OGUNQUIT, Maine — Inns, restaurants and other businesses that rely on seasonal workers throughout the busy tourist months are concerned about the season ahead as they say that workforce is in jeopardy.
The federal H-2B visa program allows local businesses to bring in workers from foreign countries to fill jobs those businesses are unable to fill with local workers. But this supplemental workforce is in jeopardy at a critical time of year as the U.S. Department of Labor has temporarily suspended processing H-2B visa applications, causing widespread alarm in the local hospitality industry.
“This is a critical supplement to our workforce,” said Allyson Cavaretta, general manager at the Meadowmere Resort in Ogunquit.
Each summer, The Meadowmere Resort brings in 15 to 18 housekeepers and cooks through the program. At The Beachmere Inn, also in Ogunquit, Innkeeper Sarah Diment has applied for five H-2B visa workers in the past, but this year is in need of six to fill her seasonal housekeeping staff.
Effective March 5, the U.S. Department of Labor and Homeland Security stopped processing H-2B visa applications until further notice, in light of a March 4 federal court order in Perez vs. Perez, a cased based out of Florida.
This action has left those in the local hospitality industry wondering how they will open for the season without the help they need.
Senators Susan Collins and Angus King are stepping in to help. Cathy Goodwin, state office representative for Collins said both Collins and King are treating the situation as an emergency and are working as quickly as they can to resolve it.
The two senators today sent a letter to the U.S. Department of Labor and the Department of Homeland Security asking that the processing of H-2B applications resume immediately.
“Those applications that have been approved should be finalized and those that are pending should be put into a priority system and processed according to their merits,” the letter states.
“Many Maine employers rely on H-2B workers. The unilateral delay you have imposed, if not promptly lifted, will create great hardship on these employers and limit the services they can provide to their customers and the general public. The economic impact on the state of Maine, as well as across the country, could be severe,” the letter continues.
Both Cavaretta and Karen Arel, president of the Ogunquit Chamber of Commerce, have also reached out to Congresswoman Chellie Pingree, and say the congresswoman and her staff members are doing everything they can to aid in a speedy resolution.
Arel and Laura Dolce, executive director of the Kennebunk-Kennebunkport-Arundel Chamber of Commerce, both sent out alerts to their members about the issue. Arel said she has heard concern from several of her members.
Cavaretta said The Meadowmere relies on the H-2B visa program to fill their housekeeping and cooking staff positions with workers from Jamaica, many of whom return every summer, and have worked at the resort for five to 10 years.
Caravetta says the H-2B visa program has very strict regulations, and is designed to help fill positions that businesses cannot fill with local applicants. She said she is required to advertise her housekeeping and cook positions locally for a minimum of three months, and in all the years she has done so, she has only had two applicants for the open positions.
She said having seasonal foreign workers allows her to fill all 144 rooms at the resort during the busy tourist season in Ogunquit, which in turn allows her to maintain a full-time staff of 25 to 30 employees.
“Economists have estimated that for every one H-2B visa issued, four local full-time jobs are created,” Cavaretta said. “We are a good example of that here.”
At The Beachmere Inn, Diment says news of the H-2B visa crisis has reached Jamaica, where her housekeepers come from. She has already heard from three of her workers who rely on their jobs at the Inn to support their entire families for the year.
“We’re trying to tell them everything we can, and reassure them,” she said. “Most of them haven’t worked all winter, because there are no jobs for them there, so they are very worried.”
Diment also said that her local housekeeping team is in “panic mode” right now. She said most of them are mothers who need a stable schedule so they can meet the demands of their family and jobs, and they’re worried about the added workload if the foreign workers don’t arrive.

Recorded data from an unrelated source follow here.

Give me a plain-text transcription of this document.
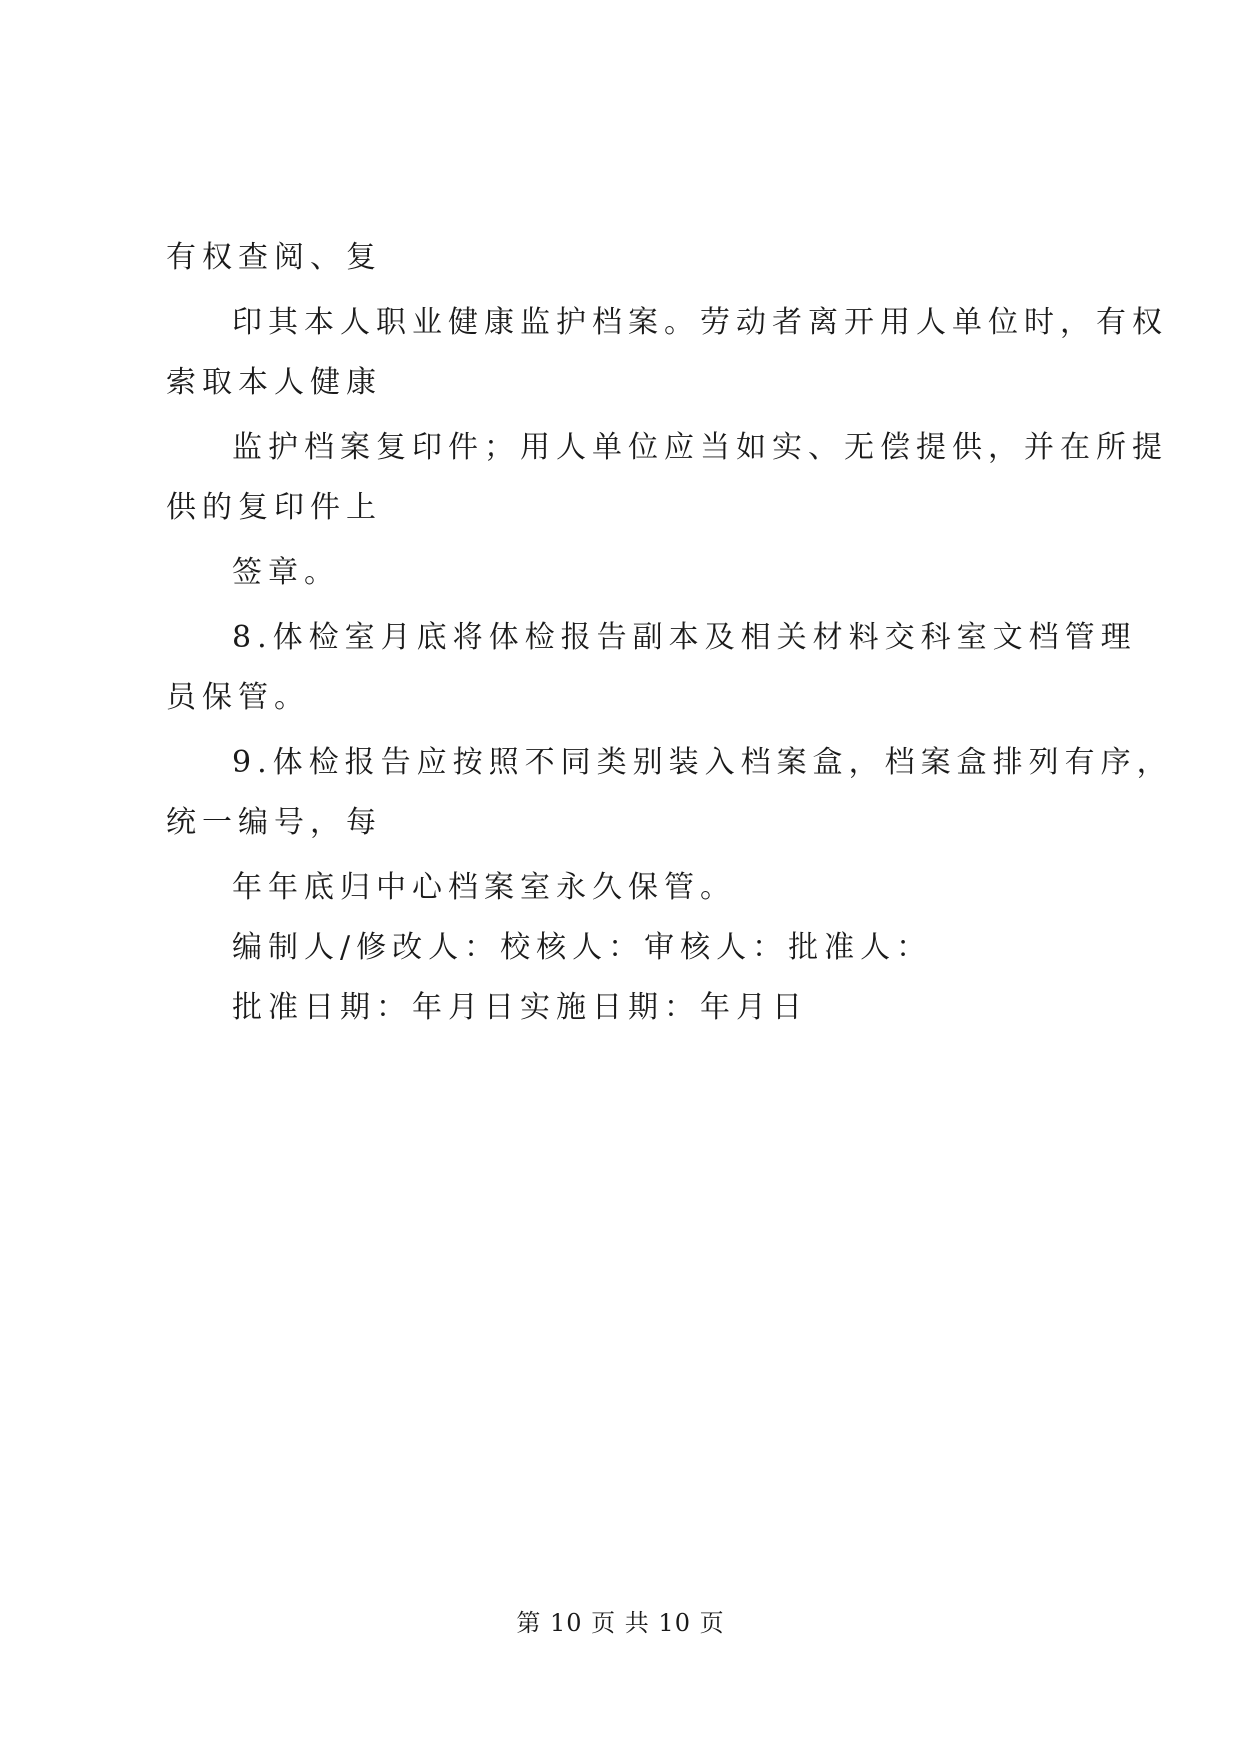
有权查阅、复
印其本人职业健康监护档案。劳动者离开用人单位时，有权
索取本人健康
监护档案复印件；用人单位应当如实、无偿提供，并在所提
供的复印件上
签章。
8.体检室月底将体检报告副本及相关材料交科室文档管理
员保管。
9.体检报告应按照不同类别装入档案盒，档案盒排列有序，
统一编号，每
年年底归中心档案室永久保管。
编制人/修改人：校核人：审核人：批准人：
批准日期：年月日实施日期：年月日
第 10 页 共 10 页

Diment said she worries about burn-out, a greater injury rate and exhaustion for her employees if the workload is too heavy.
Employers have to wait until 120 days before the date that they need their foreign workers to start work to apply for the visa, Arel said.
Cavaretta said all of her workers usually arrive at the end of April so her applications have been “in the chute” since late December and need only one final signature to move forward.
Arel is hoping that at the very least, the applications that are already in the system will be processed and released.
Diment said even if the situation is resolved in the coming weeks, there will be a delay in the arrival of her workers.
“I’ll be making a lot of beds this year,” Diment said.
Both Cavaretta and Diment said it’s hard to fathom how to move forward if there’s no supplemental workforce this summer.
“Those are all questions we will have to face, step by step in the coming weeks if we have to,” Cavaretta said. “It would have a big impact on our season, that I am certain of.”